A statement that turned her on more than almost anything could have. When she’d first arrived, she had no desire for intimate contact. In this moment, she could not think of anything she wanted more than a long, hard, thorough fucking.
He stood, reaching out a hand to her. He’d already taken his gloves off. She’d not seen when, but there they were on his tool box by the door as they passed. He took her into the bathroom and started to undress.
“I don’t need a shower,” she said.
“I do. You have always enjoyed water with your lover,” he replied. “So I am certain you will not really object.”
His physique was magnificent.

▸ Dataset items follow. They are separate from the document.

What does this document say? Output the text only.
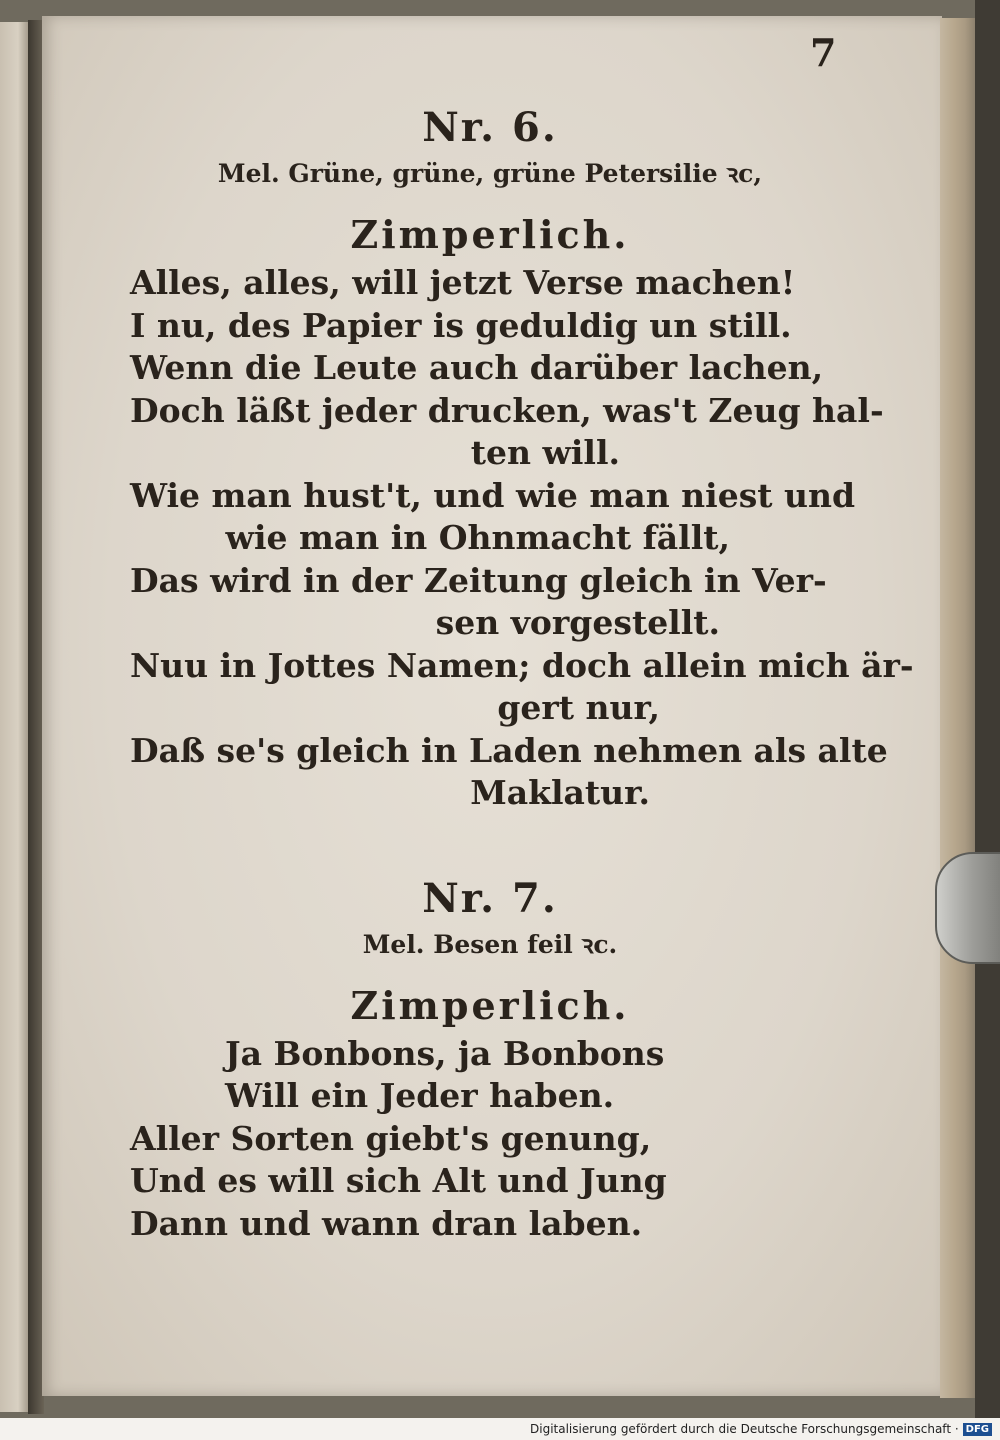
7
Nr. 6.
Mel. Grüne, grüne, grüne Petersilie ꝛc,
Zimperlich.
Alles, alles, will jetzt Verse machen!
I nu, des Papier is geduldig un still.
Wenn die Leute auch darüber lachen,
Doch läßt jeder drucken, was't Zeug hal-
ten will.
Wie man hust't, und wie man niest und
wie man in Ohnmacht fällt,
Das wird in der Zeitung gleich in Ver-
sen vorgestellt.
Nuu in Jottes Namen; doch allein mich är-
gert nur,
Daß se's gleich in Laden nehmen als alte
Maklatur.
Nr. 7.
Mel. Besen feil ꝛc.
Zimperlich.
Ja Bonbons, ja Bonbons
Will ein Jeder haben.
Aller Sorten giebt's genung,
Und es will sich Alt und Jung
Dann und wann dran laben.
Digitalisierung gefördert durch die Deutsche Forschungsgemeinschaft · DFG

Large with muscles well-defined by his work. Strong thighs, eight pack abs. She let her eyes wander while he prepared the water. He stepped in first before bringing her into the large rectangle. He put her under the water first.
“Close your eyes and imagine this is a waterfall. Make the water as warm or cold as you want. As much water as you want. Picture how it cascades over us both. Picture the mountain wall,” he instructed, and gave her a few seconds before pulling her against his body for a kiss.
He was nearly a complete stranger beyond these few interactions in her garden. She needed out of town strange now like she’d needed Demitrius for those few weeks.
She could see the waterfall in her mind, feel the force of the cool water, smell the forest around it. When he turned and lifted her to put her back against the wall, she felt the slick roughness of natural stone rather than the smoothness of tile wall. His cock was thick and long and filled her with a crack of pain like when Nails had taken her virginity. A fullness so good she melted with her arms around him to place her head on his shoulder.